Bush foods and flowers are common subjects in the work of women artists from the Central Desert region, as women typically gather bush foods and are responsible for caring for the Altyerr associated with them. Anwekety are shrubs of the Central Desert region that flower with small white blooms after rain and produce small olive-like fruits, which are eaten fresh, preserved and dried, or roasted and ground into a paste. They are an essential traditional food for the Anmattyer people and are an important part of the Altyerr story particular to the sacred site of Ahalper — Pwerle’s patrilineal country. Hence, the work speaks to both the physical sustenance and spiritual nourishment of anwekety.

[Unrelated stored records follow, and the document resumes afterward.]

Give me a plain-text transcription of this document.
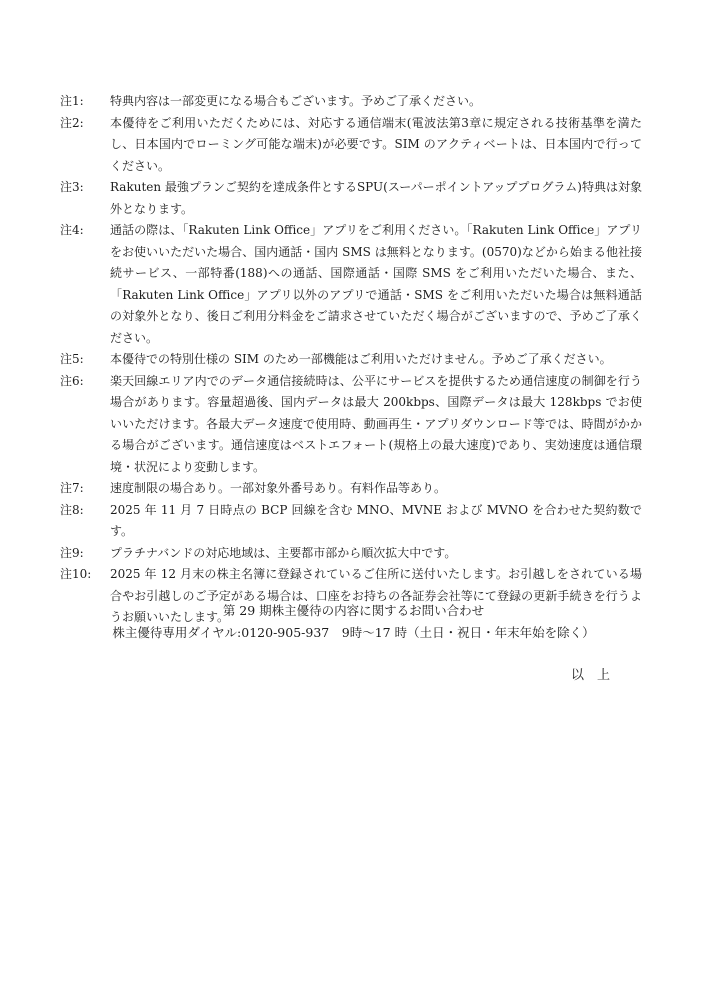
注1:	特典内容は一部変更になる場合もございます。予めご了承ください。
注2:	本優待をご利用いただくためには、対応する通信端末(電波法第3章に規定される技術基準を満たし、日本国内でローミング可能な端末)が必要です。SIM のアクティベートは、日本国内で行ってください。
注3:	Rakuten 最強プランご契約を達成条件とするSPU(スーパーポイントアッププログラム)特典は対象外となります。
注4:	通話の際は、「Rakuten Link Office」アプリをご利用ください。「Rakuten Link Office」アプリをお使いいただいた場合、国内通話・国内 SMS は無料となります。(0570)などから始まる他社接続サービス、一部特番(188)への通話、国際通話・国際 SMS をご利用いただいた場合、また、「Rakuten Link Office」アプリ以外のアプリで通話・SMS をご利用いただいた場合は無料通話の対象外となり、後日ご利用分料金をご請求させていただく場合がございますので、予めご了承ください。
注5:	本優待での特別仕様の SIM のため一部機能はご利用いただけません。予めご了承ください。
注6:	楽天回線エリア内でのデータ通信接続時は、公平にサービスを提供するため通信速度の制御を行う場合があります。容量超過後、国内データは最大 200kbps、国際データは最大 128kbps でお使いいただけます。各最大データ速度で使用時、動画再生・アプリダウンロード等では、時間がかかる場合がございます。通信速度はベストエフォート(規格上の最大速度)であり、実効速度は通信環境・状況により変動します。
注7:	速度制限の場合あり。一部対象外番号あり。有料作品等あり。
注8:	2025 年 11 月 7 日時点の BCP 回線を含む MNO、MVNE および MVNO を合わせた契約数です。
注9:	プラチナバンドの対応地域は、主要都市部から順次拡大中です。
注10:	2025 年 12 月末の株主名簿に登録されているご住所に送付いたします。お引越しをされている場合やお引越しのご予定がある場合は、口座をお持ちの各証券会社等にて登録の更新手続きを行うようお願いいたします。
第 29 期株主優待の内容に関するお問い合わせ
株主優待専用ダイヤル:0120-905-937　9時～17 時（土日・祝日・年末年始を除く）
以　上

Pwerle’s practice of stippling using a wooden skewer dipped in thick acrylic paint and dotted onto canvas gives a sense of both intimate closeness and detail, and the vastness of the cosmos. The fine, almost fastidious dotting of Pwerle’s work gives it a shimmering, mesmerising appearance, hinting at the subterranean presence of ancestral knowledge and power just below the surface. Bush Plum’s topography is both real and mythical, abstracted and based in reality. The power emanating from the canvas attests to the strength of ancestral power resonating across the Utopia landscape. Pwerle’s work is a meditative reflection of her Country and knowledge, of the plants, animals and earth which make up Altyerr.

The Drill Hall Gallery acknowledges the Ngunnawal and Ngambri peoples, the traditional custodians of the Canberra region, and recognises their continuous connection to culture, community and Country.